Sequences with 3 letters For a positive integer $n$ I would like to construct long sequences consisting of    0, 1 and 2's such that for any two subsequences consisting of $n$ consecutive elements the number of 0's , 1's or 2's are different.
Since there are $\binom{n+2}{2}$ different triples of nonnegative integers summing up to $n$ such a sequence has length at most $\binom{n+2}{2}+n-1$. For $n\leq 3$ it is possible to construct such sequences of this length:
$$\begin{eqnarray}
n=1&:& 012\\
n=2&:& 0112200\\
n=3&:& 011122200012
\end{eqnarray}$$
For $n\geq 4$ however I am unable to construct such sequences nor proving that there does not exist one. For given $n$ what is the maximal length of such a sequence? How can we construct it? I would be grateful for both the cases where $n$ is small as well as the asymptotics $n\rightarrow \infty $. 
 A: Here is a sketch of a proof that there are no such complete sequences for $n>4$.
Consider the graph where the vertices are the triples of nonnegative integers that sum to $n$ and construct
an edge between two vertices when one can get  from one to the other by incrementing one element and decrementing another.
This graph looks like a triangle tiled by smaller triangles, in particular it is planar, so two paths cannot cross without intersecting.
A solution of the original problem induces a hamiltonian path on this graph.

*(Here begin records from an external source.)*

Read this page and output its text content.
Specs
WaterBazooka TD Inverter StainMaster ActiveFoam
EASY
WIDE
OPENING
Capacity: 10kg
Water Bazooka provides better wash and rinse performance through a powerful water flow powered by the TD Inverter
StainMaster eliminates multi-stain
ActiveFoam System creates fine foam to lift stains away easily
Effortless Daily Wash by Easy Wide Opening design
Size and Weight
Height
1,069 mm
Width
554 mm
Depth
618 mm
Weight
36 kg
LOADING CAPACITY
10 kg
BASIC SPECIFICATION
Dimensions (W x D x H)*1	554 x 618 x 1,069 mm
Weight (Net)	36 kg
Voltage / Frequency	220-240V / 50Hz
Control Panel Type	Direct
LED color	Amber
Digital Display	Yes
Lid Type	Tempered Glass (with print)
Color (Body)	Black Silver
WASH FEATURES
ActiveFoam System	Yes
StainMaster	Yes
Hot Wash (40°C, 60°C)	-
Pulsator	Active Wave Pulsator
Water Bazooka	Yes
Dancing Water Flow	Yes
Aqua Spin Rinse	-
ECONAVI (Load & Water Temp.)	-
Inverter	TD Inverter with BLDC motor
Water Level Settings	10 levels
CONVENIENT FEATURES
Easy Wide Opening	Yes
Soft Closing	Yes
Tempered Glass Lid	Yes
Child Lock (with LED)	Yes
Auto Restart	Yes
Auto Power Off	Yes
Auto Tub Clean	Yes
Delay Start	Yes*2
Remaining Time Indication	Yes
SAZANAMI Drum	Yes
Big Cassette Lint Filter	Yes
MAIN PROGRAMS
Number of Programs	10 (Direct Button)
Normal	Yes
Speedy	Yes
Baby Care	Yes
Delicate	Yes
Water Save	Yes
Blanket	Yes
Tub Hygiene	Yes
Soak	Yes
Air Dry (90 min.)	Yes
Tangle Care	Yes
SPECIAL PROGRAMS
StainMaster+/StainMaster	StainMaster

Now look at the extreme vertices of the triangle $(0,0,n)$, $(0,n,0)$, and $(n,0,0)$.  In the original problem, a path of length n that starts
or ends at one of these points must end or start at the opposite edge.  As the induced path cannot cross itself, if the three vertices are all
on a path, they must occur adjacent to each other, so the path looks like wlog $*0^n1^n2^n*$.  This means that two sides of the triangle are occupied so
neither the prefix nor the suffix can be longer than $(n-1)$, and if $n>4$ there are more than $2n-2$ elements that don't lie on the two edges.
ADDED:
I have translated this problem into a somewhat annoying javascript toy.  This makes it somewhat easier to see the structure in Robert Israel's solutions.  I am fairly convinced (but still cannot prove) that the size of the optimal solution grows quadratically, and I would not be surprised if the optimal solution covered all but a linear in $n$ number of combinations.

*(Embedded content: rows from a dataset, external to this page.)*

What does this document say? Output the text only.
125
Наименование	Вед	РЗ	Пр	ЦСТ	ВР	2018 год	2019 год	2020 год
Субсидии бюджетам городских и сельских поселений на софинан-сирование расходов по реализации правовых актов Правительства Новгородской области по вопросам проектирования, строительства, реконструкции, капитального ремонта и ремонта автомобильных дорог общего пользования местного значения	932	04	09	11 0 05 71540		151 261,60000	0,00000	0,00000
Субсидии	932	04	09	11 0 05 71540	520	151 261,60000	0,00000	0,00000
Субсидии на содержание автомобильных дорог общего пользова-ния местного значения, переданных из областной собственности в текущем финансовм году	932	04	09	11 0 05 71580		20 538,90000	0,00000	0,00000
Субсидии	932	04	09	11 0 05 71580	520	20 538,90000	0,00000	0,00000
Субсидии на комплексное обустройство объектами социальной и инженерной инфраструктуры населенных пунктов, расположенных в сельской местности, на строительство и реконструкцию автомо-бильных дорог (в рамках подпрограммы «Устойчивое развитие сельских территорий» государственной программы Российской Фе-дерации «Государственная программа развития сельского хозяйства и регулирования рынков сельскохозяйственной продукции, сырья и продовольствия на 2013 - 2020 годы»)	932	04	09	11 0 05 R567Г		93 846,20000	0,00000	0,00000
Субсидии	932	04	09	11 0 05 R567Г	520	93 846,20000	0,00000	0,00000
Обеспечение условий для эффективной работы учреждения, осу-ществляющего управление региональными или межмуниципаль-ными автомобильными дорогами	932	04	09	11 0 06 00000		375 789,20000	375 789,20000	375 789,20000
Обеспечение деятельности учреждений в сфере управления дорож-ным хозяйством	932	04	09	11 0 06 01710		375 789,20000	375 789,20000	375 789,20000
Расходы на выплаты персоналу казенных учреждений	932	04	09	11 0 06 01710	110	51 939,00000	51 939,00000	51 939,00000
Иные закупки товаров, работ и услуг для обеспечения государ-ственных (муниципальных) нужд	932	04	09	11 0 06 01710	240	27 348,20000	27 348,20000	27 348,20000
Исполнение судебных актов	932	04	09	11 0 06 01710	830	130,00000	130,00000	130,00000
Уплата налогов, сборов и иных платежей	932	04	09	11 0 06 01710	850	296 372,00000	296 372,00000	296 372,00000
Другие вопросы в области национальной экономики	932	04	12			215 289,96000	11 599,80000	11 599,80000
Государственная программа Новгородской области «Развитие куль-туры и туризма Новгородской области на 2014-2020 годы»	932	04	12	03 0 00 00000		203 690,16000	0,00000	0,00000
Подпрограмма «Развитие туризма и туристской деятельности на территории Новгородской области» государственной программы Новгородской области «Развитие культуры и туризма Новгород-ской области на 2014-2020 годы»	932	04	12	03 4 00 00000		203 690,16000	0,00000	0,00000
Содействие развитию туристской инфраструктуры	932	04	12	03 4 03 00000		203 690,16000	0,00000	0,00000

A: It is perhaps equally natural to consider sequences wrapping around cyclically, like a de Bruijn sequence. In that case there is a simple reason why it won't work for $n=3$.
Clearly 000111222, or cyclically
$$\begin{eqnarray*} 0 & \,0\,0 & 1\\
2&&1\\
2&2&1\end{eqnarray*}$$
must be a homomorphic image of our cycle.
The patterns we need are (considered as multi-sets):
$$000,
001,
011,
111,
112,
122,
222,
220,
200$$
which are all present in the cycle. The one that is missing is
012. There is nowhere to insert one digit to achieve the pattern 012 without losing other patterns.
(On the other hand, in a binary alphabet you could just do $0^n1^n$ and it works.)